Lettres indignes: une prescription de peur


Yasmine Abdelfadel
Envoyer une lettre à ses patients pour leur dire qu’ils perdront leur médecin si le projet de loi sur la rémunération est adopté? Sérieusement? Quelle idée tordue.
Non seulement c’est mensonger, mais c’est indigne. Indigne d’une profession qui se réclame d’un code de déontologie. Indigne d’un rôle qui repose sur la confiance. On ne mobilise pas les patients à coups de peur et de demi-vérités. On les soigne. On les respecte. On les informe – mais pas pour servir ses propres intérêts corporatistes.
Autosabotage
Ce n’est pas une opinion. C’est une faute professionnelle. Et quand des omnipraticiens franchissent cette ligne, ils ne nuisent pas qu’à leur réputation personnelle. Ils torpillent l’effort collectif de toute une profession qui, jusqu’ici, avait su faire valoir ses arguments de manière responsable.
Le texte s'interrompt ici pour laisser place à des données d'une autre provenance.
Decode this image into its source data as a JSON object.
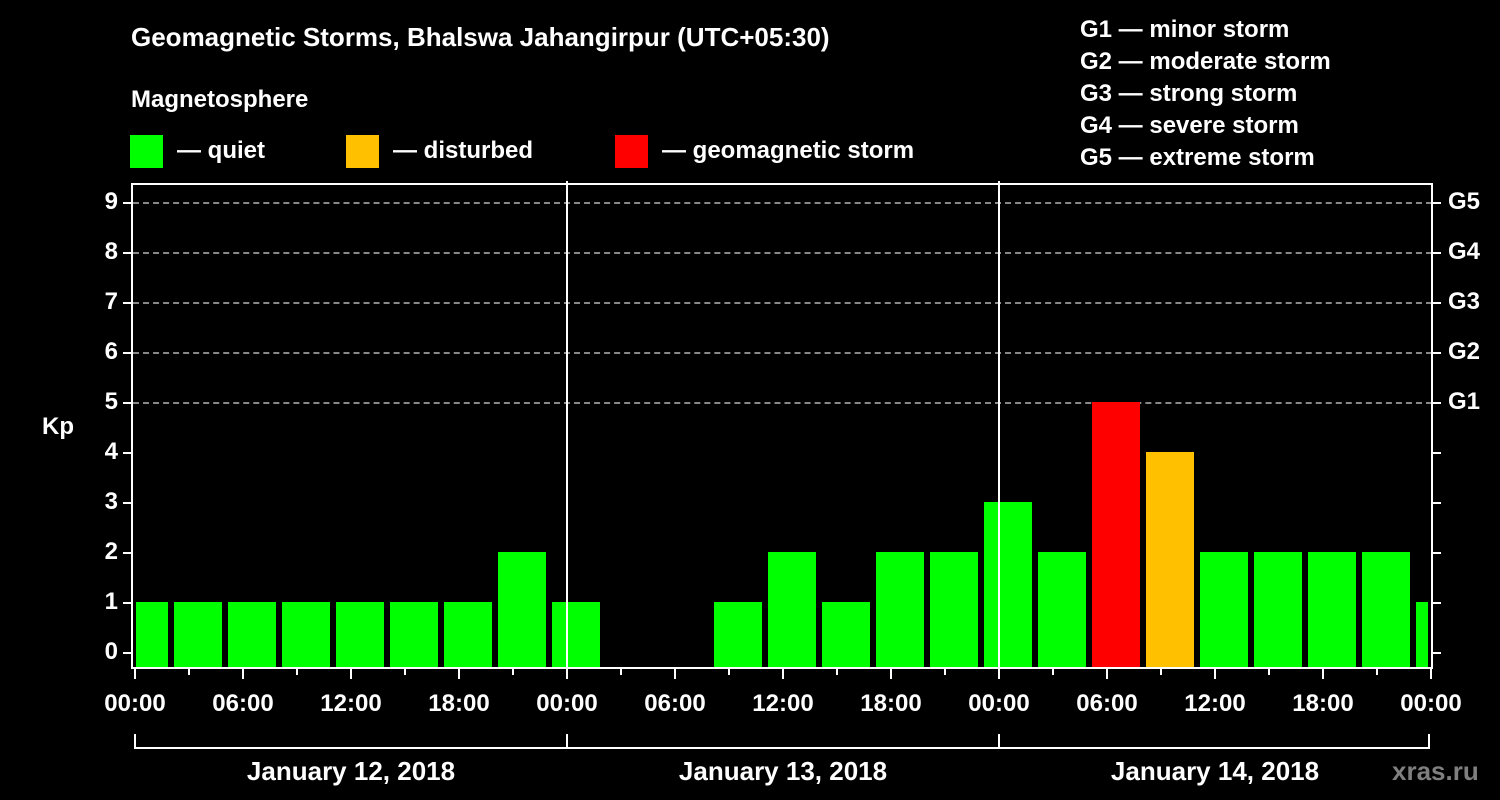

C’est d’autant plus aberrant que les médecins avaient commencé à gagner du terrain. En commission parlementaire, plusieurs critiques du projet de loi avaient trouvé écho. Des arguments solides sur la lourdeur administrative, sur les effets pervers d’une rémunération à la performance, sur l’autonomie professionnelle. Bref, une stratégie intelligente, patiente, structurée.
Unanimité contre eux
Et là, on assiste à une campagne de communication qui aurait sa place en période électorale, pas en cabinet médical. Résultat? Toute la discussion est polluée. Le ministre jubile, les partis d’opposition se dissocient, le Collège des médecins réagit publiquement... et l’opinion publique se retourne.
Ce n’est pas un débat de société qu’on anime ici. C’est un mauvais coup de théâtre. Et c’est toute la crédibilité des médecins – y compris celle des spécialistes, beaucoup plus prudents dans leurs interventions – qui en prend pour son rhume.
La Fédération des médecins omnipraticiens se tait. Grave erreur. Parce qu’à défaut de dénoncer, elle cautionne. Et à force de vouloir tout gagner, elle risque de tout perdre. À commencer par l’écoute du public.